For the heart, blood vessels, and the rest of the body, trans fats are the worst kind of fat because they:
- Inflammation, a response associated to immunology that has been linked to heart disease, stroke, diabetes, and other chronic illnesses, is created when bad LDL is raised and good HDL is decreased.
- The development of insulin resistance (16)
- Can have negative health effects even in small doses; the risk of coronary heart disease rises by 23% for every 2% more trans fat calories consumed daily.
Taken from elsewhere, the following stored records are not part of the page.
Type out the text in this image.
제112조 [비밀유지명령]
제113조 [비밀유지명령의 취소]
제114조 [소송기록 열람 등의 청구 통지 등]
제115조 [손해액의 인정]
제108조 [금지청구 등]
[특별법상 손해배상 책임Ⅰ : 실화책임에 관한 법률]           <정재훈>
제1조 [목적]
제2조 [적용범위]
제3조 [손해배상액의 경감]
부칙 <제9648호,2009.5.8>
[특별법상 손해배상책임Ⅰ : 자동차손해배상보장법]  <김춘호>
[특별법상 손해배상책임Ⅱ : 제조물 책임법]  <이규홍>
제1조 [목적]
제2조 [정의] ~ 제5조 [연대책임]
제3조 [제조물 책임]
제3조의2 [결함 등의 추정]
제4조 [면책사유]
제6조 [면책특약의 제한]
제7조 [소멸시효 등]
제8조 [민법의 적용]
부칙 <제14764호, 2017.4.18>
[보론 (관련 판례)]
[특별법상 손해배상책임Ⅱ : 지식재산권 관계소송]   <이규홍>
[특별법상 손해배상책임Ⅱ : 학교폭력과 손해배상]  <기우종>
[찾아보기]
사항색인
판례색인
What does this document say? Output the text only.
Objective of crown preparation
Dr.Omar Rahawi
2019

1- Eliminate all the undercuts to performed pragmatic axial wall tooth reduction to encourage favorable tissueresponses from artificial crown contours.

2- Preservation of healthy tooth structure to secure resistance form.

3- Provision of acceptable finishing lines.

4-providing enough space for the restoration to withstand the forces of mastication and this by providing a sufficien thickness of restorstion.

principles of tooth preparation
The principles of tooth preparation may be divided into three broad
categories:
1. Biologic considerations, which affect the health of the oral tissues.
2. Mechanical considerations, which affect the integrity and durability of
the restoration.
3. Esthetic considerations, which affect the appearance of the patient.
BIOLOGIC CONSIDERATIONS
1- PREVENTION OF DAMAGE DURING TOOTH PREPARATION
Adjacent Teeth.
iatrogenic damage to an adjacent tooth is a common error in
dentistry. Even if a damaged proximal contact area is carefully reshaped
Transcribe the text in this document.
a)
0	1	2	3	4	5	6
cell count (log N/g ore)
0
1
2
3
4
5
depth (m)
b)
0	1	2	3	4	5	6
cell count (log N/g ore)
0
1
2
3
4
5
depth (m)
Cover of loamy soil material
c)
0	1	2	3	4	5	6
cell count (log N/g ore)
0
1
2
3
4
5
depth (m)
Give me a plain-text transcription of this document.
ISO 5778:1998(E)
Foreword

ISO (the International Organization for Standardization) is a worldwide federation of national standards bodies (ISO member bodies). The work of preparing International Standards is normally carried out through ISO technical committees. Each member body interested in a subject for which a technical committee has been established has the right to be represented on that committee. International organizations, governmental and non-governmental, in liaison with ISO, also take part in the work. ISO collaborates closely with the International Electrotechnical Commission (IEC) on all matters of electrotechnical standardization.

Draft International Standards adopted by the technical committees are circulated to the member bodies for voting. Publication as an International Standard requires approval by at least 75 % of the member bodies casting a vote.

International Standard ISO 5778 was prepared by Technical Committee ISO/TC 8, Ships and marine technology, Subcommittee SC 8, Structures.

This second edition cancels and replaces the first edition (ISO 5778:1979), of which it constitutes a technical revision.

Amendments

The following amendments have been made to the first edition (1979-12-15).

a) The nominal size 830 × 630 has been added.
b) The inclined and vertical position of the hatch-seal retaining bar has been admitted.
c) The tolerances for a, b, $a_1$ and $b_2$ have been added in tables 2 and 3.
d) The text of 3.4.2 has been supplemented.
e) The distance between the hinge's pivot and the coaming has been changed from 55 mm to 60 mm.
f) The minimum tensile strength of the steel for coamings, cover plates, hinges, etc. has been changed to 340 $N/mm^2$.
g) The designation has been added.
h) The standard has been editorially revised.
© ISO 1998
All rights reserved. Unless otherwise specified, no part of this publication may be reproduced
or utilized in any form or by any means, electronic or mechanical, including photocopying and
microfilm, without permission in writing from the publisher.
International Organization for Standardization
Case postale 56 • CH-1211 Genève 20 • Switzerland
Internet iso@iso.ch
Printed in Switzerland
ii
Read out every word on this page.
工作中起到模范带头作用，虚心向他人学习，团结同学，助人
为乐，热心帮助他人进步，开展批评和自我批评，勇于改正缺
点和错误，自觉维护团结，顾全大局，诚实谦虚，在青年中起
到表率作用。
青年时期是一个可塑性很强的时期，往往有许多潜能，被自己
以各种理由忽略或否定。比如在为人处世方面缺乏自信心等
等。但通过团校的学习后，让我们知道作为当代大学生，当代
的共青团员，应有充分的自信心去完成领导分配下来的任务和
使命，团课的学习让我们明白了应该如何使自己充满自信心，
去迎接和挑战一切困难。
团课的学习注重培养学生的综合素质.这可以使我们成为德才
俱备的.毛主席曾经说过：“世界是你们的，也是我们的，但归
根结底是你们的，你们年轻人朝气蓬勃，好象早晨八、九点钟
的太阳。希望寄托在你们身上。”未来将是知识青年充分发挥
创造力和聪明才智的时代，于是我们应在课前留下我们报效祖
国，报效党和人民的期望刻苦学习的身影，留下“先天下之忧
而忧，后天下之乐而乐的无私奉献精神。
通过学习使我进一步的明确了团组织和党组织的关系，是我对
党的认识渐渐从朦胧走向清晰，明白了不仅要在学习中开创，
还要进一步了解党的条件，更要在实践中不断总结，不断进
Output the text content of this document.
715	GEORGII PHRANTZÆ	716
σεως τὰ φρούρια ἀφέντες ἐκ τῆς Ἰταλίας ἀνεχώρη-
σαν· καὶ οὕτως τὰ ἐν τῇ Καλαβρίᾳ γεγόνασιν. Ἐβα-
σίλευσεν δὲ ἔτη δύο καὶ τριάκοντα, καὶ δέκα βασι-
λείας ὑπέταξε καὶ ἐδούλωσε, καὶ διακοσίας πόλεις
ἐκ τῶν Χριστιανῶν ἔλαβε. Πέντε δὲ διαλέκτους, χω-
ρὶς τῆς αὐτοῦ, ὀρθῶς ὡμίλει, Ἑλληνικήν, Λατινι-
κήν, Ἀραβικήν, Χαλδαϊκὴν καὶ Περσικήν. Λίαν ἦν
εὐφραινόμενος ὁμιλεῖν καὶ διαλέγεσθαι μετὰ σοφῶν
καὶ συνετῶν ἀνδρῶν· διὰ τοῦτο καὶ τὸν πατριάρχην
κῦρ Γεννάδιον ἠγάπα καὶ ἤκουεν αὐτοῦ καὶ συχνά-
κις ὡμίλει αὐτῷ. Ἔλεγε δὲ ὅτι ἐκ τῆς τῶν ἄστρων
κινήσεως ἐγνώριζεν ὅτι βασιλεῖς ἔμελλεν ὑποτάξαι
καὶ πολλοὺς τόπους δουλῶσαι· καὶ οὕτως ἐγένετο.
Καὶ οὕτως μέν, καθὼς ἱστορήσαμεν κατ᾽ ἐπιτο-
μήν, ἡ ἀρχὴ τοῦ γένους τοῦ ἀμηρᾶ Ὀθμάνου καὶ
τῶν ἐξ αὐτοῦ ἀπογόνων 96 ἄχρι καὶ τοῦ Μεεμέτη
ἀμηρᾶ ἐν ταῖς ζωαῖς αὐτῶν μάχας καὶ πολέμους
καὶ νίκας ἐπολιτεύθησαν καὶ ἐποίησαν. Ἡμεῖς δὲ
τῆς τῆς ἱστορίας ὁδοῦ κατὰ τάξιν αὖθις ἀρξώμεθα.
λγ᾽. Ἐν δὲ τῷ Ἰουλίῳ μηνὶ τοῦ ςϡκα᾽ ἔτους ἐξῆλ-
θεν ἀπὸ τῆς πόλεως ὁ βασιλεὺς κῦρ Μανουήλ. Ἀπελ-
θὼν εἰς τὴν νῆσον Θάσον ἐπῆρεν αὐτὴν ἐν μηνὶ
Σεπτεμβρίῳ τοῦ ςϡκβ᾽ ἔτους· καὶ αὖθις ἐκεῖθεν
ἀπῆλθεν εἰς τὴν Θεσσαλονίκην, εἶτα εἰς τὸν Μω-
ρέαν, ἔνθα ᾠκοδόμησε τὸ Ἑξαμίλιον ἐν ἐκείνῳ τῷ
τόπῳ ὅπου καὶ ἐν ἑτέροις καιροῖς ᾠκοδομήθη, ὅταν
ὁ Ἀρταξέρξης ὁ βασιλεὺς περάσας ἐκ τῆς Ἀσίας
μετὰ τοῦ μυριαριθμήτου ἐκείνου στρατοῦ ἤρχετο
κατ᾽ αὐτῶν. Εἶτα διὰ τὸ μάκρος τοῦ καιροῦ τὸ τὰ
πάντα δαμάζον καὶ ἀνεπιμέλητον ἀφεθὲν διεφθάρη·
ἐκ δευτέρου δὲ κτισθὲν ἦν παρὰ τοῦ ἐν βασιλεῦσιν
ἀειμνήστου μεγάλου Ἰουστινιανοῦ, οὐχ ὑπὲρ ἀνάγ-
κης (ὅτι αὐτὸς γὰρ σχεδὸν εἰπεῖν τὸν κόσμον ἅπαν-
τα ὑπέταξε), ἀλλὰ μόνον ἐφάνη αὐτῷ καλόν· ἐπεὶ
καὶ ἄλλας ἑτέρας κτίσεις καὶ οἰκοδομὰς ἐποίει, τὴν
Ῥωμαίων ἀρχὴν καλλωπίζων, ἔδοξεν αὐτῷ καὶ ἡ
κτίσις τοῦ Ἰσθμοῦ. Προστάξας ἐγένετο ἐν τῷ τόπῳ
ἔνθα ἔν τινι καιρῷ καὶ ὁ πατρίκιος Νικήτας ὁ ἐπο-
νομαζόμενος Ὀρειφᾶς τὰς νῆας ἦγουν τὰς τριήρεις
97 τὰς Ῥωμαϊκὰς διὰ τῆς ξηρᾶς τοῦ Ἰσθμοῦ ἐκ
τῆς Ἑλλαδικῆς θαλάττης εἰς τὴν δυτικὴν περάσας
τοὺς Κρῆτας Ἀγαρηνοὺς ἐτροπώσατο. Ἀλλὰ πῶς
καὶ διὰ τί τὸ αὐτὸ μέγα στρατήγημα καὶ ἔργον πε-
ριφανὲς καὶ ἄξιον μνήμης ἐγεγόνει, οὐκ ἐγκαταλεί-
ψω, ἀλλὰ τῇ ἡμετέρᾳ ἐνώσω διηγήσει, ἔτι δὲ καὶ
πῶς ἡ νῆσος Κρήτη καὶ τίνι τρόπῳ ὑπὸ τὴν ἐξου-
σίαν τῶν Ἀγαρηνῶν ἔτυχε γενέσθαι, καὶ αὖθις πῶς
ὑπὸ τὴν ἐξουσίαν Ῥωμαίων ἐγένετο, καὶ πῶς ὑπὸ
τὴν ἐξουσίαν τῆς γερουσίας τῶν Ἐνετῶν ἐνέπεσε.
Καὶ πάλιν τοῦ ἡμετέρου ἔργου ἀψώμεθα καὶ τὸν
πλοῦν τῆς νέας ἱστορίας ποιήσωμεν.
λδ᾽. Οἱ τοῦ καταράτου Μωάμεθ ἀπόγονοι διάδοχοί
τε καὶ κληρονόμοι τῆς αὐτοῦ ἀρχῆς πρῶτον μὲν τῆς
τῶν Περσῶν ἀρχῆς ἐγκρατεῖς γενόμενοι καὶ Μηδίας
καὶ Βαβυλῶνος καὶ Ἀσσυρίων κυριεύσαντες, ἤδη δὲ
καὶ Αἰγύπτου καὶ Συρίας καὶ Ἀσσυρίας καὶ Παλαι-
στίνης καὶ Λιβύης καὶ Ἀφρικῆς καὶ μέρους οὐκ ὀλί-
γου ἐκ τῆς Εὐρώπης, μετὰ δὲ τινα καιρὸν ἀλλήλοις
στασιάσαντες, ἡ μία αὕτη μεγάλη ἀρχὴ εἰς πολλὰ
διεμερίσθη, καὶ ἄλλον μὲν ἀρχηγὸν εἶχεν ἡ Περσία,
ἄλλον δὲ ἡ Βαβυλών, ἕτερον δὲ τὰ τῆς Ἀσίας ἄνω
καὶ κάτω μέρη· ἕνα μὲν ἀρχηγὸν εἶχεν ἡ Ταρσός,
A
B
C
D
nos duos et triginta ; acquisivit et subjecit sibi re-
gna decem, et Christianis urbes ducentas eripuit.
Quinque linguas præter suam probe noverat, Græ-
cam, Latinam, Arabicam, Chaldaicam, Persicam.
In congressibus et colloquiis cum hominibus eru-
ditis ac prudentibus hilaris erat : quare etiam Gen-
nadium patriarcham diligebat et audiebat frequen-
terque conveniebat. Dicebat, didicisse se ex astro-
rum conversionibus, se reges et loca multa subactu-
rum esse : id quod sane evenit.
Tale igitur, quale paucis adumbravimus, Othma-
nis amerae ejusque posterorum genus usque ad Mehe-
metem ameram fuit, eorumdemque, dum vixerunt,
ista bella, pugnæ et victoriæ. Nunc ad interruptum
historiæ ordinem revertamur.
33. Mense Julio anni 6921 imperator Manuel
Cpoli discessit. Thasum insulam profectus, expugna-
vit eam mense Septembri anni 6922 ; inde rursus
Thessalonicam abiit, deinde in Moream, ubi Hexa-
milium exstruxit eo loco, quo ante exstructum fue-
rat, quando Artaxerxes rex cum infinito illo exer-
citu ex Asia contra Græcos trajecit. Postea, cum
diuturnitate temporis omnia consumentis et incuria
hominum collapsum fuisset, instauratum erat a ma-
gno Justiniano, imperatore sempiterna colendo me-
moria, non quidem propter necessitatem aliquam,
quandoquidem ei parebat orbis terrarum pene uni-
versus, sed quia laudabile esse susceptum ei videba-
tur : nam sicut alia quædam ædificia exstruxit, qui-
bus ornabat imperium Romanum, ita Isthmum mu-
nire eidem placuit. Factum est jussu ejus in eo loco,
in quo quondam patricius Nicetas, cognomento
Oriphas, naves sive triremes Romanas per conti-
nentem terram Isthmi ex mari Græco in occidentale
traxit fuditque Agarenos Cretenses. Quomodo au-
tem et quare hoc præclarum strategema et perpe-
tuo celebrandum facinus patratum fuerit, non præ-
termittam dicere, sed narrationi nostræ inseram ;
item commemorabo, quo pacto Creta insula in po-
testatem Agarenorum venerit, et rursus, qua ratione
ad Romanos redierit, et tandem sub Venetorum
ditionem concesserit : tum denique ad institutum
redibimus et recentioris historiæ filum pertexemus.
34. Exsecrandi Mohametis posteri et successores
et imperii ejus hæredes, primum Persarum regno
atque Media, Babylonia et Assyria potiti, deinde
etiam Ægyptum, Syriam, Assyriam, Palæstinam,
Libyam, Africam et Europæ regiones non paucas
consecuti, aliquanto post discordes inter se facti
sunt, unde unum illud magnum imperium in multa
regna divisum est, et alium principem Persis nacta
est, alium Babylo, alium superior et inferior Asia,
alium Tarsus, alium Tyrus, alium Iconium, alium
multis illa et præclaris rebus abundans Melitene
Importance of Fats and Oils
Oils and fats assist your body absorb fat-soluble vitamins like A, D, E, and K while also providing calories and vital lipids. Both the total amount of fat consumed and the kind of fat are crucial for health. The importance of selecting healthier unsaturated fats is due to this.
Fats Important for the Body
A healthy, balanced diet must have a small quantity of fat. Essential fatty acids, which the body cannot produce on its own, are found in fat. Fat aids in the body’s absorption of vitamins A, D, and E. These vitamins are only absorbed with the aid of lipids because they are fat-soluble.
Benefits of Fats
“Your body’s ability to absorb essential nutrients is aided by fat, which also helps provide your body energy, protect your organs, support cell growth, and maintain healthy blood pressure and cholesterol levels..
Main functions of Fats
- Heat Transfer
- Melting Point
Uses of Fats
The majority of lipids found in nature are found in fats and oils. They give life energy, shield internal organs from heat, and carry fatty-soluble vitamins through the blood.
Effects of Fats
Consuming excessive amounts of saturated fats can elevate “bad” LDL cholesterol levels, which raises your risk of heart disease and stroke. By transporting excess cholesterol from areas of the body to the liver, where it is excreted, “good” HDL cholesterol has a beneficial effect.
Low-fat diets are ideal since high consumption of fat leads to obesity, diabetes, heart disease, and perhaps cancer.
Carrying additional weight has detrimental effects on one’s health, including endometrial, breast, and colon cancers, type 2 diabetes, musculoskeletal conditions including osteoarthritis, and cardiovascular disease (primarily heart disease and stroke). These ailments lead to early death and severe disability.